Well, I have to say that Magma completely solves my problems.

I have this seaside code. It calls the user editor. The transaction is kept among several requests. There's no transaction contention since locks are not used and optimistic concurrency control is used instead. You can add and remove groups to the user. If the user cancels, the transaction is aborted and changes are rolled back (automatic undo :)). If the user accepts, then the transaction commits and changes to the user are made effective. If there's a commit error, then the application can handle it. It displays a dialog informing the user of the error and then lets him edit again with a fresh copy.

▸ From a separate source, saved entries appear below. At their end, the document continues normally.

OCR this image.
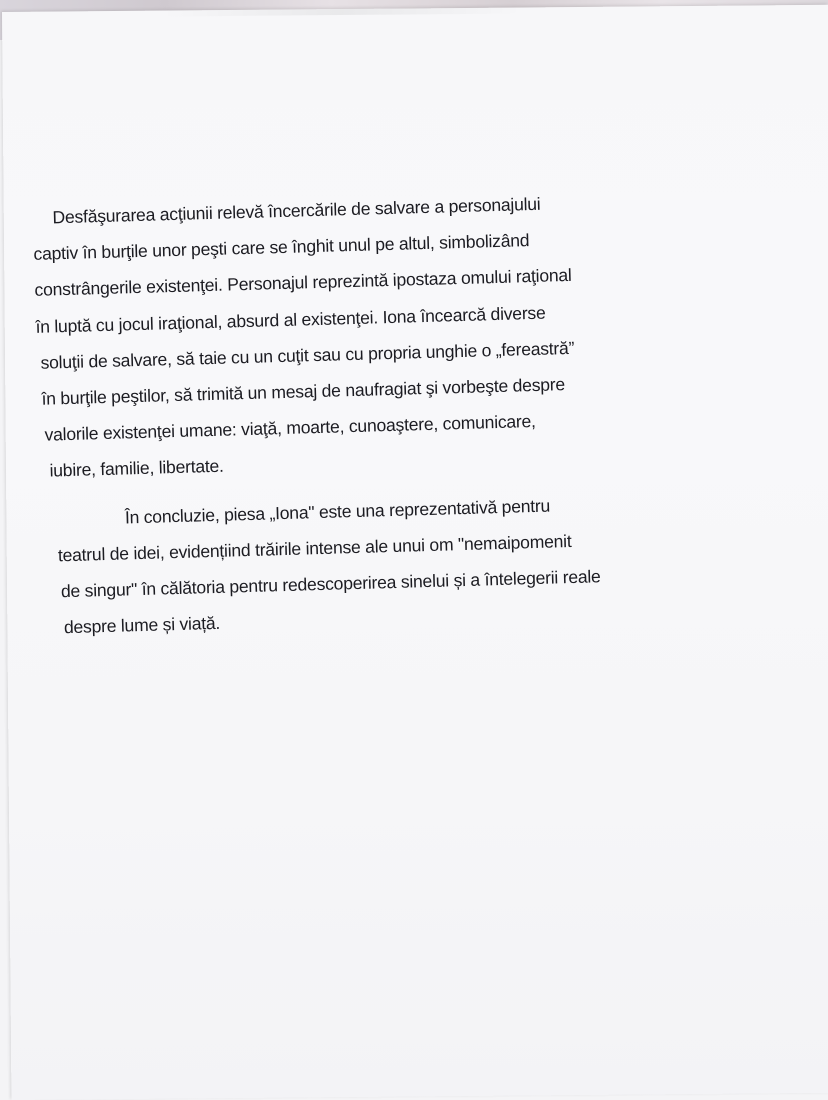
Desfăşurarea acţiunii relevă încercările de salvare a personajului
captiv în burţile unor peşti care se înghit unul pe altul, simbolizând
constrângerile existenţei. Personajul reprezintă ipostaza omului raţional
în luptă cu jocul iraţional, absurd al existenţei. Iona încearcă diverse
soluţii de salvare, să taie cu un cuţit sau cu propria unghie o „fereastră”
în burţile peştilor, să trimită un mesaj de naufragiat şi vorbeşte despre
valorile existenţei umane: viaţă, moarte, cunoaştere, comunicare,
iubire, familie, libertate.
În concluzie, piesa „Iona" este una reprezentativă pentru
teatrul de idei, evidențiind trăirile intense ale unui om "nemaipomenit
de singur" în călătoria pentru redescoperirea sinelui și a întelegerii reale
despre lume și viață.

Sorry if this looks silly to you, but I don't know how to implement this kind of thing in an ORM. I'm the author of a PHP Web/ORM framework but achieving all these things is unfortunately not possible AFAIK.

There's at least one bug in the code. I don't know how to catch the user intention of leaving the component by clicking on another link. If that happens, then the transaction is not aborted nor commited. Leaving the user in an unconsistent state and with a transactionLevelNumber = 1. What's more, later editions will not work because of this (the commit will be ignored as the transactionLevelNumber > 1).

This is the code (note that I'm not a Seaside expert nor a Magma expert):
editObject
    | session |
    session := self session magmaSession.
    session begin.
    [(body
            call: (APUserEditor on: self model))
        ifTrue: [session commit]
        ifFalse: [session abort].
    self viewObject]
        on: MagmaCommitError
        do: [:e |
            session abort.
            self inform: 'The user has been modified by another user. Edit the user again, please'.
            self editObject]


Mariano

2007/6/29, Mariano Montone <marianomontone@gmail.com>:
After having looked at the code, I see that an MagmaCommitConflict exception is raised and an apportunity for the application to decide what to do is given. That is exactly what I wanted. I didn't expect it to be implemented like that (I'm used to some RDBMS worlds where this kind of interaction with the DB is not possible, AFAIK).

This looks very promising!!

I'll be back after doing some tests.

Thanks, Mariano

2007/6/29, Mariano Montone < marianomontone@gmail.com >:
Chris, thanks for answering.  Some comments:

2007/6/28, Chris Muller <asqueaker@gmail.com>:
Hi Mariano, I have a couple of brief comments.

The longer the transaction, the greater chance for for a commit
conflict.  So how should a database handle this? 

I expect the application to decide what to do. Maybe the DB could raise a CommitConflict exception and maybe provide some restarts (ala Common Lisp condition system) for the application to decide how to go on.

I can't speak for others, but Magma doesn't silently restart any
transactions, ever.  That example sounds like mismanagement of a
dirty-read situation.

I'm interested in this one. How does the application gets notified of a transaction need to restart? I think my problems could be solved depending on this.